Keempat, adanya perbedaan antara kekuatan dan kemampuan yang ada dalam aktivitas perubahan total (taghyîr). Betapapun
demikian, kita dapat mengelompokkannya dalam dua kutub: (1) kekuatan
para pengemban dakwah yang ingin mengembalikan umat pada akar konsep dan
metode syar‘i-nya; (2) kekuatan kekufuran yang ingin menjerumuskan umat ke arah kerusakan. Faktanya, kekuatan kufur yang mendorong masyarakat pada kerusakan lebih besar dan lebih banyak menguasai kemampuan. Sebaliknya,
kekuatan para pengemban dakwah yang ingin menarik dan mengikat umat
pada akar Islam serta ingin mengembalikan kemuliaan dan keagungan mereka
adalah lebih rendah. Perbedaan yang sangat besar inilah yang menggiring
mereka yang frustasi itu melupakan kebenaran bahwa pertolongan Allah (nashr Allâh) adalah sekutu bagi pengemban kebenaran, sekalipun jumlah mereka sedikit.

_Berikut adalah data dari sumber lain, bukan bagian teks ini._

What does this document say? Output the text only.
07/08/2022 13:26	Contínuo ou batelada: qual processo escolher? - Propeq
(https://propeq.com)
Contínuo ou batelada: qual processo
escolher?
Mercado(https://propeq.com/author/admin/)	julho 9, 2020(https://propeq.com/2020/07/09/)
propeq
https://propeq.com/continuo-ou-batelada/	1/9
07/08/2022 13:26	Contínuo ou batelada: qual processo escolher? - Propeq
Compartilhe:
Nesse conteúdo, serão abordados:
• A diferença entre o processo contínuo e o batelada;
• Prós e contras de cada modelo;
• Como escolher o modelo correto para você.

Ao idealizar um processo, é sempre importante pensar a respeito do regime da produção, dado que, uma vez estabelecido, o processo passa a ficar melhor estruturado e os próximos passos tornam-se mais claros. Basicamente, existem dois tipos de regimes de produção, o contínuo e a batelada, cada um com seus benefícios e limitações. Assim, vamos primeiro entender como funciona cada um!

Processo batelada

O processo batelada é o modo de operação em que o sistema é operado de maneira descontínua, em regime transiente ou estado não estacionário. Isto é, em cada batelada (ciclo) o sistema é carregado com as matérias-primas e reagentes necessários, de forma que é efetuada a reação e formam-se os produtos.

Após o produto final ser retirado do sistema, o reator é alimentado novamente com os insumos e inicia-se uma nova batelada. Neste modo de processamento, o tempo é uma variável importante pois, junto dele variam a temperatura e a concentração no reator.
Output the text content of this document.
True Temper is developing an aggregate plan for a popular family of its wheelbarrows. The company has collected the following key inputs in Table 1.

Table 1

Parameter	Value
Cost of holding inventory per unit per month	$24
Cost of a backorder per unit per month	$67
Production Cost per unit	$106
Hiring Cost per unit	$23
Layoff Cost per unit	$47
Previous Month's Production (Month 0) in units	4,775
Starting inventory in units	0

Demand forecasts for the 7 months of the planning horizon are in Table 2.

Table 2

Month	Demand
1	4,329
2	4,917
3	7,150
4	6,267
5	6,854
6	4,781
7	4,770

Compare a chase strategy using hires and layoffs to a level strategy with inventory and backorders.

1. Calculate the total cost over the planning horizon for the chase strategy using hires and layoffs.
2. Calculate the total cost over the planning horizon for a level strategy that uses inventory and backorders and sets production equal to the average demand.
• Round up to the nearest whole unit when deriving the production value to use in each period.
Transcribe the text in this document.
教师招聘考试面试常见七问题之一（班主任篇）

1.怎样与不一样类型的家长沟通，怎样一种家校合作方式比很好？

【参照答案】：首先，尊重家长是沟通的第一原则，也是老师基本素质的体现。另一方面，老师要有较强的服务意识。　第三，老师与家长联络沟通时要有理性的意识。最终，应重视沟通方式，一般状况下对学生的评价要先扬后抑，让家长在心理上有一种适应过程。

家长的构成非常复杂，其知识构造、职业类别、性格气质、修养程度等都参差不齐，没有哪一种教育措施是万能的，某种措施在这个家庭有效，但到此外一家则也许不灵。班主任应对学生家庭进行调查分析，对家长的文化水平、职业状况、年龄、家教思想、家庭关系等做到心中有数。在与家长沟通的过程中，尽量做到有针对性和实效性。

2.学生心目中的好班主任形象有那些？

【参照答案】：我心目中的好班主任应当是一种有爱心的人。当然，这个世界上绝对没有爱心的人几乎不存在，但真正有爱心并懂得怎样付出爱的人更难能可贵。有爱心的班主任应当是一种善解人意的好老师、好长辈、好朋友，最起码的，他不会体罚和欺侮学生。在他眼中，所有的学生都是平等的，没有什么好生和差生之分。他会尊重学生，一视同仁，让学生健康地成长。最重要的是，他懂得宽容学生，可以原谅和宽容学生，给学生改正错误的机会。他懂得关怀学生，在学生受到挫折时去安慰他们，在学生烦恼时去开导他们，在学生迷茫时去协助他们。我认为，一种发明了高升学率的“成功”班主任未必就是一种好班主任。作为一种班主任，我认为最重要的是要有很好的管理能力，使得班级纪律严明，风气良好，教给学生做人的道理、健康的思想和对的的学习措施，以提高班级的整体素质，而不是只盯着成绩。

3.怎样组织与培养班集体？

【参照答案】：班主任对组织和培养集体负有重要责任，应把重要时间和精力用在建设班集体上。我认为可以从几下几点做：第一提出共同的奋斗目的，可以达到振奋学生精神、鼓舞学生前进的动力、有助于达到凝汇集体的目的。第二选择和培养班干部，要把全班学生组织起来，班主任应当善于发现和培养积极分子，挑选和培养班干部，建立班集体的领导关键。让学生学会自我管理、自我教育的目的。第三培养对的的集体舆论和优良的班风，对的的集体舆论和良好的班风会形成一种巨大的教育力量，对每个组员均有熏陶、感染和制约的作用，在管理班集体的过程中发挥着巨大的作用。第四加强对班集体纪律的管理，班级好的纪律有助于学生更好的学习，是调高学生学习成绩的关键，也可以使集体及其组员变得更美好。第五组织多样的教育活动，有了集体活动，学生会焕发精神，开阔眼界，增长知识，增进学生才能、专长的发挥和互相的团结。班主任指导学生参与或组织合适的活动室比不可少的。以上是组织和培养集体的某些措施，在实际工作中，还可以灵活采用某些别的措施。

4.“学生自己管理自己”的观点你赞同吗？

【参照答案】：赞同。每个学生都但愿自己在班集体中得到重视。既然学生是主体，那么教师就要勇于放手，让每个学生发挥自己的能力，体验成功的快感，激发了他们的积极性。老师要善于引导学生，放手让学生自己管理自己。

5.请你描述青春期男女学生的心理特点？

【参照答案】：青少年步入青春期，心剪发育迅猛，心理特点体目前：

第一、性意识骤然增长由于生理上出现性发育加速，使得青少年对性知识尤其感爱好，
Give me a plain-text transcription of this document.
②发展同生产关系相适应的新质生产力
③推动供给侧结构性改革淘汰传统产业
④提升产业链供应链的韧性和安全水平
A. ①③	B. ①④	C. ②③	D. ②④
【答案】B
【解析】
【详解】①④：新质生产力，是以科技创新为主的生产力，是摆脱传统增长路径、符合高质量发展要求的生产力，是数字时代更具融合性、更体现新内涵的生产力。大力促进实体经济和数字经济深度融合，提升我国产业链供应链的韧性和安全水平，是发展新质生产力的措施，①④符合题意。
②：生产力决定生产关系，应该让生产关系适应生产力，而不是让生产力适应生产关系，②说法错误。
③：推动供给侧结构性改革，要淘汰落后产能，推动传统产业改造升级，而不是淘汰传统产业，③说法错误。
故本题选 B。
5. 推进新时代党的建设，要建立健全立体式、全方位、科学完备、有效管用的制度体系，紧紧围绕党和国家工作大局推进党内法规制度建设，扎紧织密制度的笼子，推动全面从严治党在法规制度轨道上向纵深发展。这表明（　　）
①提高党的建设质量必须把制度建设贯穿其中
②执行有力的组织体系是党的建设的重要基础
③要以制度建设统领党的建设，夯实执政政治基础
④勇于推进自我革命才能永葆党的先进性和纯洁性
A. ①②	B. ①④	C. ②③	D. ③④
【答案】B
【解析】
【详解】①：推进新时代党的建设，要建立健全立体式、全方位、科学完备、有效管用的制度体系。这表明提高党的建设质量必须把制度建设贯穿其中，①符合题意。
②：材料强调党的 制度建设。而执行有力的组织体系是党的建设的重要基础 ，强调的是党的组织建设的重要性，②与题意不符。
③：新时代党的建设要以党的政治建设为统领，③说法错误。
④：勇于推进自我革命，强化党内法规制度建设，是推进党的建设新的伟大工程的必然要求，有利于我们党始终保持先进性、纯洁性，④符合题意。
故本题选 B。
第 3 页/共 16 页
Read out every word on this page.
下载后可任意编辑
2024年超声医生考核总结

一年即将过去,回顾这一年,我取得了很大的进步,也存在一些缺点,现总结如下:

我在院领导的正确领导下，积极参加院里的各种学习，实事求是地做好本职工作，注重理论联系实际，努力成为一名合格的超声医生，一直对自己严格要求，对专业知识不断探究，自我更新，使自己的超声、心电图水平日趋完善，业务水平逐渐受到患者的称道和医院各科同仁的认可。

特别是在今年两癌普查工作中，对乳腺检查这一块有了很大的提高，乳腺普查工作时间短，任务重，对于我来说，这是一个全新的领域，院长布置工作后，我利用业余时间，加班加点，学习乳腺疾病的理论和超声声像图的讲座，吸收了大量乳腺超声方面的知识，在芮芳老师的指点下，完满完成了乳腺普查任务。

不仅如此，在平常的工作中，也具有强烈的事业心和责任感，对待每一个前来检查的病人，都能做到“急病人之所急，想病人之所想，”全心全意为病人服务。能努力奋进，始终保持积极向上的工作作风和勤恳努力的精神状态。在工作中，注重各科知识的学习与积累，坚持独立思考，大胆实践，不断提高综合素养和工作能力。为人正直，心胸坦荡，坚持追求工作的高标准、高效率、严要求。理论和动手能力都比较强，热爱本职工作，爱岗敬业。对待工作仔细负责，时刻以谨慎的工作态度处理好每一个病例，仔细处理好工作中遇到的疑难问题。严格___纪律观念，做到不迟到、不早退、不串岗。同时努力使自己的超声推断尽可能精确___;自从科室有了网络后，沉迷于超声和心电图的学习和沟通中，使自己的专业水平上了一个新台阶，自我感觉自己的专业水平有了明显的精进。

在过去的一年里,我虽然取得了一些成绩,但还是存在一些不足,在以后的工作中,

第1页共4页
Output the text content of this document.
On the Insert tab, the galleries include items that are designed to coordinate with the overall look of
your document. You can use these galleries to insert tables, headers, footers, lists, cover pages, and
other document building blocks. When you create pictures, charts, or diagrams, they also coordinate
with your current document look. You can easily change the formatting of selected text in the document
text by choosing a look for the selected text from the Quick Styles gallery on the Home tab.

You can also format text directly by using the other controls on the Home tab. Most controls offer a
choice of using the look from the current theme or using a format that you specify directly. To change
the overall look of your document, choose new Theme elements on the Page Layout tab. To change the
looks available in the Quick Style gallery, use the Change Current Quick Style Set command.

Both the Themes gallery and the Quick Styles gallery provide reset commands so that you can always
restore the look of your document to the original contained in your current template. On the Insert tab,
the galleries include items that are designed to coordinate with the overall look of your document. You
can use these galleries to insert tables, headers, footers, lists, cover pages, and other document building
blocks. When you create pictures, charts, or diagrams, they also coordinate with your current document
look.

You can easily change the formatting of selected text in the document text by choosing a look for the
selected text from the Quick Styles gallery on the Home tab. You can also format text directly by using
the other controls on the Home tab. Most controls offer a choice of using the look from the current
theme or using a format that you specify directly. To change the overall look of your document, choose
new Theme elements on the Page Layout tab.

Kelima, metode berpikir dan omongan manusia. Metode
berpikir mereka, yakni orang-orang yang frustasi, selalu melihat sisi
kezaliman dan keburukan semata. Adapun omongan mereka biasanya bersifat
kritik dan memprediksi kesialan. Bahkan deskripsi positif mereka ubah menjadi deskripsi negatif.
Itulah
beberapa faktor yang mengantarkan pada sikap frustasi pada sebagian
kalangan. Ini adalah perkara yang masih rendah jika melanda masyarakat
awam. Akan tetapi, masalahnya, gejala frustasi ini telah menerobos dan
merasuki kelompok mereka yang sedang ditungu untuk bergabung dalam
aktivitas perubahan total (taghyîr); telah meliputi dan menguasai sebagian orang yang justru menjadi tumpuan harapan umat akan perubahan total.
Dampak Frustasi
Sesungguhnya ‘pohon frustasi’ itu hanya akan menghasilkan buah yang pahit. Di antara buah pahit frustasi itu adalah:
Pertama,
frustasi tidak mungkin mengubah apapun. Rasa frustasi tidak akan
mendorong orang untuk berbuat, menggerakkan orang yang diam, ataupun
membangkitkan keinginan. Bahkan frustasi itu hanya akan membuat
pengidapnya hanya menunggu akhir yang menyedihkan: ia tidak akan berbuat
apapun; tidak akan berpikir, berusaha mensiasati, dan hanya akan terus
menunggu kematian dan kesudahan.
Kedua, frustasi akan mengendurkan orang-orang di sekitarnya dan tidak menghentikan bahaya atas dirinya. Orang
yang frustasi selamanya akan berbicara dengan orang lain dengan
sejumlah ungkapan semisal, “Tidak ada harapan lagi,” “Perkaranya lebih
besar daripada apa yang Anda bayangkan, jadi Anda jangan terlalu
menyibukkan diri dengan perkara semisal itu,” “Pikirkanlah urusan diri
Anda sendiri,” dll.
Ketiga, frustasi akan melahirkan pola pikir (‘aqliyyah) memahami berbagai peristiwa secara keliru yang akan berdampak pada pola jiwa (nafsiyyah)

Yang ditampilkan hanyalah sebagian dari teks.